COVID-19 has taken a brutal emotional toll on inmates in New York’s prisons because many pandemic precautions were not enforced, potentially exposing them to the virus. They live with fear of catching the virus from employees who are in contact with the outside world. In addition, physical visits are some times discontinued, further isolating residents.

As of December 24, 2764 staff, 2607 inmates and 168 parolees have had Covid-19 in the New York State prison system, according to the Department of Corrections and Community Supervision (DOCCS). During this time, says the DOCCS, six staff, 20 inmates and four parolees have died of the disease.

In testimony on the impact of COVID-19 on prisons and jails, the head of the New York State Correctional Officers and Police Benevolent Association asked the state legislature to address pandemic prevention measures. “During the initial stages of the pandemic, DOCCS was slow to take necessary safety precautions for everyone associated with the prison system,” said Michael Powers, who was himself stricken with Covid-19. “There was a total lack of personal protection equipment (PPE) for my members and those incarcerated.”

The Marshall Project keeps track of COVID-19 cases across the U.S.

Joel, 29, was serving 12 months in a New York State prison for a drug charge. He was nearing the end of his sentence when the virus struck and, due to closures of various governmental offices, ended up serving two additional months. He describes abuse at the hands of a program meant to help inmates transition from prison to a halfway house. He said it seemed their attitude was that they were chosen by the Republican Party to teach inmates a lesson.

Correctional officers provoked inmates, says Joel, who described the precarious state he found himself while inside where he kept his head down, didn’t share with others, didn’t snitch, didn’t get into fights, didn’t disrespect, didn’t react, even if he was abused. “Your power to fight back was used against you and manipulated with your released date,” he said. “Along with other inmates you try to become antisocial so it doesn’t reflect your mental health, but not everyone in there is meant to be in there to become best friends and make friendship bracelets. You have to recognize the people you are surrounding yourself with.” It forced him to mature quickly and think carefully in situations that might cause him to react.

The situation was emotionally stressful, which was compounded by the need to social distance. Sometimes social distancing was practiced, other times inmates would be in groups as if the pandemic was not happening or never happened. Joel missed being able to have one visitor a day to and three phone calls throughout the week. His time inside also caused anxiety for his mother and the mother of his child. His mother was not informed by anyone on how he was doing or anything about to his health. His mother is a single mother to five children. Having Joel away impacted her emotionally. First she was just able to see him once a week and then it was one call a week. It made her think there could be a last time talking to her son.

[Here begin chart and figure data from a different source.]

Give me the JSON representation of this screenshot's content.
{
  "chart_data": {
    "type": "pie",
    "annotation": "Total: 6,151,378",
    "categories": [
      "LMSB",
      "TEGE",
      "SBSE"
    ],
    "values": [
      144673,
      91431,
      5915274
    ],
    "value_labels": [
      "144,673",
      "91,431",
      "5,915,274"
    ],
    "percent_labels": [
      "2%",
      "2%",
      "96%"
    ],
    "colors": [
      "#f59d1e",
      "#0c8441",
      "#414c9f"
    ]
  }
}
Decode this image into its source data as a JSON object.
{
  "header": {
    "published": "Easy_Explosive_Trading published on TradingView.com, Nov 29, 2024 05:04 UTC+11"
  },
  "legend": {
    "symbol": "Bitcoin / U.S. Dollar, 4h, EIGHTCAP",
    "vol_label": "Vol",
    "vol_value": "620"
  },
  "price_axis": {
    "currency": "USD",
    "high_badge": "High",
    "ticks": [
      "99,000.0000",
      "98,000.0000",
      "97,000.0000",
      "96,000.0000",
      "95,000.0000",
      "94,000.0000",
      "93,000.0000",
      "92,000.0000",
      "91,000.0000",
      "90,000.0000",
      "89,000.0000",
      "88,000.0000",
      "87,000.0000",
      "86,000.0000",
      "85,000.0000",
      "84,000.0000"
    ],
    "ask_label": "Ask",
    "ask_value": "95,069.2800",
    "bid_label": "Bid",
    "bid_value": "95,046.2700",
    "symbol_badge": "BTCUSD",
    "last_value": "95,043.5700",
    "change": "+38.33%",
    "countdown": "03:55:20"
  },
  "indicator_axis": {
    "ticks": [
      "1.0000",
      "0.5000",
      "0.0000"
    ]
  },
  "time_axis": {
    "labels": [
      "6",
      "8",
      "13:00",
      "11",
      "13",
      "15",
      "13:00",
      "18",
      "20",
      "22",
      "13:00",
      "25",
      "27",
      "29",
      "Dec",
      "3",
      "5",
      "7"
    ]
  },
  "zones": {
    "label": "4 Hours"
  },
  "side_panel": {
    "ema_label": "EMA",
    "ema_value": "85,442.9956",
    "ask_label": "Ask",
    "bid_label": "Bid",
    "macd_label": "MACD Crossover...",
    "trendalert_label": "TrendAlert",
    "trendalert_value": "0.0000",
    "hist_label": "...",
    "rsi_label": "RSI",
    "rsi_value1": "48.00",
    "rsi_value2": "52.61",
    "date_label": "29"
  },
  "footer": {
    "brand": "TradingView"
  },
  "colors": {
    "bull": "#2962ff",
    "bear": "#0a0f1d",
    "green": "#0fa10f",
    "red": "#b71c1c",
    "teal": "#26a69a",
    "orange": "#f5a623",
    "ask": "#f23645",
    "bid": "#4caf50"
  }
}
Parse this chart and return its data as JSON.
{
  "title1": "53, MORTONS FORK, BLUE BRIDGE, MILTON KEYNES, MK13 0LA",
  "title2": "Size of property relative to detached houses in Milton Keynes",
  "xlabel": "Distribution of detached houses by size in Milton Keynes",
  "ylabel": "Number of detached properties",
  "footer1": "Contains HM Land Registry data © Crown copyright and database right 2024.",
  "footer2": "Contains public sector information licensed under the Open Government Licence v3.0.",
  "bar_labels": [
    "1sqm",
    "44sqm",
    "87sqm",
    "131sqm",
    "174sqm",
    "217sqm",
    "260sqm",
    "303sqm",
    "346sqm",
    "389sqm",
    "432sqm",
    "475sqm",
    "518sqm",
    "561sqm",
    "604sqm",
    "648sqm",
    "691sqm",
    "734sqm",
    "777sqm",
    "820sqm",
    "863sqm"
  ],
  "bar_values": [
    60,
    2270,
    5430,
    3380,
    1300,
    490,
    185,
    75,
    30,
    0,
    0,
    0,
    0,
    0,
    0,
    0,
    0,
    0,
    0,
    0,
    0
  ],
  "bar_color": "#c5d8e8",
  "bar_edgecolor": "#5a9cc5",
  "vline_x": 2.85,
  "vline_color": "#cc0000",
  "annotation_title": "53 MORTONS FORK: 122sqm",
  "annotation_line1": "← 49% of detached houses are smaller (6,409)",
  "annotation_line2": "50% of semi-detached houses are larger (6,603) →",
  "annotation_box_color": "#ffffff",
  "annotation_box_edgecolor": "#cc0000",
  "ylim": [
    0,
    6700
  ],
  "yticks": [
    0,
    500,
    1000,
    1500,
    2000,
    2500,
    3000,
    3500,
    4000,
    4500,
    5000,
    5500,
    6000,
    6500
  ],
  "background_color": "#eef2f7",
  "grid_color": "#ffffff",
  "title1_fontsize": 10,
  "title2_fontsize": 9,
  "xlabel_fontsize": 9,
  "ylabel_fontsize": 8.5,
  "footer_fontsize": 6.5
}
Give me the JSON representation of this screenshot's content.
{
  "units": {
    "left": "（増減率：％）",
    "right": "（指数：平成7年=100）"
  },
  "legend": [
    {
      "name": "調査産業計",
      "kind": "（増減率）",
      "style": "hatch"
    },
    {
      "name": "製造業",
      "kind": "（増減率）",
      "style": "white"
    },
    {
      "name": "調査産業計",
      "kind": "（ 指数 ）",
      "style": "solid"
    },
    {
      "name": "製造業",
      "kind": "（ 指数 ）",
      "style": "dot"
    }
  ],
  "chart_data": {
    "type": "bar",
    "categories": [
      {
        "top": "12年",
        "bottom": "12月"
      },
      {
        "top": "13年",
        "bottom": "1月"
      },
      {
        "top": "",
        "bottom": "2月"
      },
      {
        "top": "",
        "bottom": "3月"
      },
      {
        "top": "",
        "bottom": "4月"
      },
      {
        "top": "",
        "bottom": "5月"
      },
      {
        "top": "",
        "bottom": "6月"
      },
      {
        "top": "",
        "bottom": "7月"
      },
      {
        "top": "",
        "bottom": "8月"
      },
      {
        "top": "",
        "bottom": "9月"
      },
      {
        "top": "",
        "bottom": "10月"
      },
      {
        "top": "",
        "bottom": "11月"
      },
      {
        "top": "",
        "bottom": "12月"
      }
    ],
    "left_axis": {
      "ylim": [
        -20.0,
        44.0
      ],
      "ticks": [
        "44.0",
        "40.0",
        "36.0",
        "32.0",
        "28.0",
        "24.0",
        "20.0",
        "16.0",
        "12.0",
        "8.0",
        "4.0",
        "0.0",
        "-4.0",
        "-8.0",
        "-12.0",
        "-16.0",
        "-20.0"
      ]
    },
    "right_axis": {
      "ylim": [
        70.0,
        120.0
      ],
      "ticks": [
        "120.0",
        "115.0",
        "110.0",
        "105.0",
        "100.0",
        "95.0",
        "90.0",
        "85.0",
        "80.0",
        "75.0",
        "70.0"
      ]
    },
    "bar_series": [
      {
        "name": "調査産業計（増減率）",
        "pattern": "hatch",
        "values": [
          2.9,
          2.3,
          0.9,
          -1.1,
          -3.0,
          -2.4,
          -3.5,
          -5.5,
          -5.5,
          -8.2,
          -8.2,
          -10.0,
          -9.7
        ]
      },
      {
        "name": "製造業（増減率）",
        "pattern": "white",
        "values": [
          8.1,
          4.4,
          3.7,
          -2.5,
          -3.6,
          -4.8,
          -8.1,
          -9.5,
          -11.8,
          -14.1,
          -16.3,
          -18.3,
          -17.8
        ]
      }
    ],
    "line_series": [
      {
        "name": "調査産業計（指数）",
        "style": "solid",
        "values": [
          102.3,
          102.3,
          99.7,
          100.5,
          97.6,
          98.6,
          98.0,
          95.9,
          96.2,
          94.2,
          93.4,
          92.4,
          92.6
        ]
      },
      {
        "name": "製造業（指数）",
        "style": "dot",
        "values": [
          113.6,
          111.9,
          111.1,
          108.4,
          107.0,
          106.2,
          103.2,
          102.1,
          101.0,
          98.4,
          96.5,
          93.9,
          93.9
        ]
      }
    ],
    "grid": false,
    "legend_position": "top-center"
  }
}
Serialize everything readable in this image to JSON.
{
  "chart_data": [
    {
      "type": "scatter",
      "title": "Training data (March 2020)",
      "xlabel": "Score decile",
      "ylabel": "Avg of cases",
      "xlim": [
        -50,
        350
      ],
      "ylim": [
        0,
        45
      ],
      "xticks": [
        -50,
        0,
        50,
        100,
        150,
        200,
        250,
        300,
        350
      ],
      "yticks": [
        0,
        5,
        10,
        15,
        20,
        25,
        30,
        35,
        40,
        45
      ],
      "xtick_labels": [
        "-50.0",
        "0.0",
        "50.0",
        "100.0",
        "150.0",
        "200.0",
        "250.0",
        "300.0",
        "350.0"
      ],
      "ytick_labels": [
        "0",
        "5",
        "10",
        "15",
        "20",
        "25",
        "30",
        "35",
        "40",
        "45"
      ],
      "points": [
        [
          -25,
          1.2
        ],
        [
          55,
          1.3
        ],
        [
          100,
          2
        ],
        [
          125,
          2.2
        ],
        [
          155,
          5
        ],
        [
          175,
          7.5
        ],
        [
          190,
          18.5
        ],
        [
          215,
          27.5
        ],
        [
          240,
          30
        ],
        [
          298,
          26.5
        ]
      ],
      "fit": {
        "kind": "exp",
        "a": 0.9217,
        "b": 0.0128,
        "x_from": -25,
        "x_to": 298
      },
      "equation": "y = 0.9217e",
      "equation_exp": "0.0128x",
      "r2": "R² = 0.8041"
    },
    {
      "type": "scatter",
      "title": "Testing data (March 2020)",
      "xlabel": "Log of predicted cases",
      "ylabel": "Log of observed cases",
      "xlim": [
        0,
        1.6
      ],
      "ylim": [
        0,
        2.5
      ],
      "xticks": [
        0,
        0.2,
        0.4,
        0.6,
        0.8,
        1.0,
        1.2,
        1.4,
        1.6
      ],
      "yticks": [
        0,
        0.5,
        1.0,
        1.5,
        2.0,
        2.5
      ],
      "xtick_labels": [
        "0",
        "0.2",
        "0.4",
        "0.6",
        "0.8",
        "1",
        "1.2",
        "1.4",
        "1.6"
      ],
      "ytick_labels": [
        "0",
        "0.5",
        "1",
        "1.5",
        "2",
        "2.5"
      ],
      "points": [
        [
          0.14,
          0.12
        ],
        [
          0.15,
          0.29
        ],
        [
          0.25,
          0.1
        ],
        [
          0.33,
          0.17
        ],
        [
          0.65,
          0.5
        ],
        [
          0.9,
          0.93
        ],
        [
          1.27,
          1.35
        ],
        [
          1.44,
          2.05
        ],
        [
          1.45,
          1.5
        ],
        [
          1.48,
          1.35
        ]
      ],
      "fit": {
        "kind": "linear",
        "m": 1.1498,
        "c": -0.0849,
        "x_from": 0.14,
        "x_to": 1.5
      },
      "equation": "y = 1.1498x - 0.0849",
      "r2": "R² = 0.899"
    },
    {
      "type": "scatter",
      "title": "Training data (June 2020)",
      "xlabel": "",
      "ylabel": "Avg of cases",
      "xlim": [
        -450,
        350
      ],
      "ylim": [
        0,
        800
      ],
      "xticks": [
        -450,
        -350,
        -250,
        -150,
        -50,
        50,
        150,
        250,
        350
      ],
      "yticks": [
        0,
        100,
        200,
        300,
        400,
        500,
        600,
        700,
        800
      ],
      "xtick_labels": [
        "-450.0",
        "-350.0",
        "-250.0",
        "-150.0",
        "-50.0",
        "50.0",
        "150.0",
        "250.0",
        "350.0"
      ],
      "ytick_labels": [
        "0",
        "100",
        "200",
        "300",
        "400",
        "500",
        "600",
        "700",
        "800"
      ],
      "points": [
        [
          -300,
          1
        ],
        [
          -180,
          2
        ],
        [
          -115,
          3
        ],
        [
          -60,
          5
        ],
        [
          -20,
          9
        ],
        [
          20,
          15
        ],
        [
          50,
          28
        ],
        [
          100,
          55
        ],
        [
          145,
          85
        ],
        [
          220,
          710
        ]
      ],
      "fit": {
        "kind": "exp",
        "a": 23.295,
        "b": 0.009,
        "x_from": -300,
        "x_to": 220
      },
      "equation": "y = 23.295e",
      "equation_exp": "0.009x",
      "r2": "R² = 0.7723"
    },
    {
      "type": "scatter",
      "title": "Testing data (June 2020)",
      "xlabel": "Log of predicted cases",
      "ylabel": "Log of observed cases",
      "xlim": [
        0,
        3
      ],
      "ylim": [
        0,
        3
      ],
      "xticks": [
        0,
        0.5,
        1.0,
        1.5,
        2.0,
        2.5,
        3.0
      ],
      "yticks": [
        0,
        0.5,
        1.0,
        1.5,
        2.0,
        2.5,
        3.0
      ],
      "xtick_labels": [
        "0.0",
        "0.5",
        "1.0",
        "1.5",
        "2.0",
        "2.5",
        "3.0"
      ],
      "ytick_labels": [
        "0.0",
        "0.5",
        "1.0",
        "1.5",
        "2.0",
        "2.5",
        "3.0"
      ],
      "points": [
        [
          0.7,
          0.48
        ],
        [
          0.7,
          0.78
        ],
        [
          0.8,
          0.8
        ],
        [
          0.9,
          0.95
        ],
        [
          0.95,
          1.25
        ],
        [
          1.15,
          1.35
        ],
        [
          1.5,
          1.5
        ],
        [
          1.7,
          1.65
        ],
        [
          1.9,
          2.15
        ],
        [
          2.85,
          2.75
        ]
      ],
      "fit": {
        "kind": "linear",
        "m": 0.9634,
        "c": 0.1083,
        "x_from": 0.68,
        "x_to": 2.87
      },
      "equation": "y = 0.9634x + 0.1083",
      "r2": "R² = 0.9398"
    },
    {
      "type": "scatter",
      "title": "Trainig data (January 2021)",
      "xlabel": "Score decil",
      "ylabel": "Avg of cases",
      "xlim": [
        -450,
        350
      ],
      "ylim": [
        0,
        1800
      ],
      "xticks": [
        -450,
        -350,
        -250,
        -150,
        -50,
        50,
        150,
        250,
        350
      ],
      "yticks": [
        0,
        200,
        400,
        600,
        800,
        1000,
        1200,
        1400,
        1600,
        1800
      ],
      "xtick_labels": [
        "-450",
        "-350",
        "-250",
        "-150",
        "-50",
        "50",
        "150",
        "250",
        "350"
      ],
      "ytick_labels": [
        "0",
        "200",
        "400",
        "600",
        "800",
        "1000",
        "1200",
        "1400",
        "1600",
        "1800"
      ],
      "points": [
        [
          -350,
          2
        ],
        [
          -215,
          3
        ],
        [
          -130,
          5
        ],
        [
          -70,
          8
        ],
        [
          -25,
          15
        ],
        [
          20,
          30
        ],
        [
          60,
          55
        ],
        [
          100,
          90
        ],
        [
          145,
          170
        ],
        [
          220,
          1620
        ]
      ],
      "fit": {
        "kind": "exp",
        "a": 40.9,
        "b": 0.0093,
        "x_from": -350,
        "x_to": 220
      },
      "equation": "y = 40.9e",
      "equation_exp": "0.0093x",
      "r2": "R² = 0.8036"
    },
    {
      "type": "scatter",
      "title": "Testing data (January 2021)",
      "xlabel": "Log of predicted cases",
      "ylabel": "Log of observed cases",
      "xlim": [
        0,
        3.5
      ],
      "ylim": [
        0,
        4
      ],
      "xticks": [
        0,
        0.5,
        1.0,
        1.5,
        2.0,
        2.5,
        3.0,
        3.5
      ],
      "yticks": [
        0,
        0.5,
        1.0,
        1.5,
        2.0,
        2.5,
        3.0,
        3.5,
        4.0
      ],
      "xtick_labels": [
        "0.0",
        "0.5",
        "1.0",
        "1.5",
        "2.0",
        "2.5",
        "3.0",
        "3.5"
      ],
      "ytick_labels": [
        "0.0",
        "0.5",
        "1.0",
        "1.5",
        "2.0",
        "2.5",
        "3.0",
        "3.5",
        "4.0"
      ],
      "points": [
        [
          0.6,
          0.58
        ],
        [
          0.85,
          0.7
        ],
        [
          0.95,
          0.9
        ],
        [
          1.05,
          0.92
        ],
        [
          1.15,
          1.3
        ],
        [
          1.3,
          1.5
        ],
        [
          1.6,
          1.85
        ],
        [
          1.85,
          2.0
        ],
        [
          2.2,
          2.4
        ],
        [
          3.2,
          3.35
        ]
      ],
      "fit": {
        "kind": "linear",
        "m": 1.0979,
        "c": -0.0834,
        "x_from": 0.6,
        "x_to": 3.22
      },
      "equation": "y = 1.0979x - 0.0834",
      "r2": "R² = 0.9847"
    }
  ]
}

It also took an emotional toll on the mother of his child. She had to take care of the home, the child. She lost her job. She didn’t know how to pay the bills and take care of herself and the child. Thus it was hard putting money into Joel’s account.

Due to the pandemic, Joel wasn’t able to leave once his 12 month sentence was up. Covid-19 slowed everything down. He had lost a neighborhood friend due to the virus and was increasingly anxious about his family’s health. Joel’s outlook on life is different after being in prison for 14 months. That, combined with the pandemic, made him realize how short life is. Joel felt he was a burden to his family, knowing they have to provide and put in the effort for his well-being when he was away. He’s well aware where his actions led him and would not recommend them. Instead, he hope to make wiser decisions for himself and his family.